Abstract

Based on theoretical estimates and various correlation studies, it has been suggested that ingestion of radon in drinking water represents an increased risk for cancer. Such a risk has never been conclusively shown in epidemiological or experimental animal studies, however, and it has been questioned whether the radon level in the drinking water is of any significance in terms of overall radon exposure. Using primary DNA damage as a biological marker for an ongoing exposure to ionising radiation, the present study was undertaken to investigate whether people with different types of residential radon exposures differed with regard to their levels of DNA damage in circulating lymphocytes.

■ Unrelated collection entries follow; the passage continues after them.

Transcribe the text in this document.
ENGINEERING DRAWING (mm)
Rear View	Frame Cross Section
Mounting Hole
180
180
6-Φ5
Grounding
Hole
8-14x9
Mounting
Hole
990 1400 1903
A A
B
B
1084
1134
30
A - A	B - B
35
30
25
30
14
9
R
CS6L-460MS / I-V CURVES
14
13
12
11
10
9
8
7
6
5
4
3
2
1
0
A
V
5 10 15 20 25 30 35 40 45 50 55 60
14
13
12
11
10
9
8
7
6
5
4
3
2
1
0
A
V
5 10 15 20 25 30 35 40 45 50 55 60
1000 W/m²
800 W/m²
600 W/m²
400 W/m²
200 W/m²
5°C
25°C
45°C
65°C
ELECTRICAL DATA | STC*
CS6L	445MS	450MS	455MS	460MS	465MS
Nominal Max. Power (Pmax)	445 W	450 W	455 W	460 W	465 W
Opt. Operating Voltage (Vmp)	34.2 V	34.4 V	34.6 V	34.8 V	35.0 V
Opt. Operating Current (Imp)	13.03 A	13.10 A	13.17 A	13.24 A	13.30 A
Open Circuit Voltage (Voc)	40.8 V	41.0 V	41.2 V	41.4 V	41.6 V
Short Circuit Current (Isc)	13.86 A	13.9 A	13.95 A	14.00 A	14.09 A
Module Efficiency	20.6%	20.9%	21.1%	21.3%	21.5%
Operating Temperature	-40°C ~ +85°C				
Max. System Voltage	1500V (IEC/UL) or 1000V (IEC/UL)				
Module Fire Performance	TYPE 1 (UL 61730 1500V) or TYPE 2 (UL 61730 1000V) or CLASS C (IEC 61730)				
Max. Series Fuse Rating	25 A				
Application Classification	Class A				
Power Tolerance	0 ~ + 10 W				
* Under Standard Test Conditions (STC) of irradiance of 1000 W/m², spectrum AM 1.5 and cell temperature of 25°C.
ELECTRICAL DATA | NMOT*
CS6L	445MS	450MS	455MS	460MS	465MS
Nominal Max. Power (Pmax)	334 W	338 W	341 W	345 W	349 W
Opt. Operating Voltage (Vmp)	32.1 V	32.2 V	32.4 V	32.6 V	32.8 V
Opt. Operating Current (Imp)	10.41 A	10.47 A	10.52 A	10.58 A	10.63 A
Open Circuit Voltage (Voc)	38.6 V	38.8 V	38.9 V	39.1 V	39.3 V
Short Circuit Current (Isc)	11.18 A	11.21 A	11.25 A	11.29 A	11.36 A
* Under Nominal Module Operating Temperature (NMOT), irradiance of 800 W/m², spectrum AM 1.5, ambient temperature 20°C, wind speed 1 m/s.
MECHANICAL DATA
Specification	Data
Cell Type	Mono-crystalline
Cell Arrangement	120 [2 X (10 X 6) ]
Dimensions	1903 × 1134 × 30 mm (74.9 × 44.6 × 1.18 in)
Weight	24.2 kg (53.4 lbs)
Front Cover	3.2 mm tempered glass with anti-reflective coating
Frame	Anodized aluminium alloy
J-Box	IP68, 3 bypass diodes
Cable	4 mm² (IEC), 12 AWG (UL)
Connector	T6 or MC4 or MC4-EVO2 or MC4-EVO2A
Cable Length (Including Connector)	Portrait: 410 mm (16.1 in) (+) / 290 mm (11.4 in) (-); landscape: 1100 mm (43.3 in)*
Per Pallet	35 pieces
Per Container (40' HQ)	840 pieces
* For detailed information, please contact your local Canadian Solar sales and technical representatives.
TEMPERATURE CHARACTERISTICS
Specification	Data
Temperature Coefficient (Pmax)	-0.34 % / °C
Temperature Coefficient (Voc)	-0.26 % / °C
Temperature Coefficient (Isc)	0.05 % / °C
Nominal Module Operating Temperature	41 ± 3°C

DNA damage was measured in coded blood samples from 125 residents living in 45 households with different levels of radon-222 in the drinking water (10–2410 Bq/l) and indoor air (35–1025 Bq/m 3) using alkaline single cell gel electrophoresis (the `Comet' assay). Increased levels of radon in indoor air (>200 Bq/m 3) were found to be associated with an increased level of DNA damage in peripheral lymphocytes ( P≤0.05). No such correlation was seen for the radon concentrations in the drinking water, and there was no obvious relationship between the radon levels in drinking water and in indoor air. The results of the present study suggest that measures taken to reduce residential radon exposures should be focused on reducing radon levels in indoor air rather than minimising radon levels in drinking water.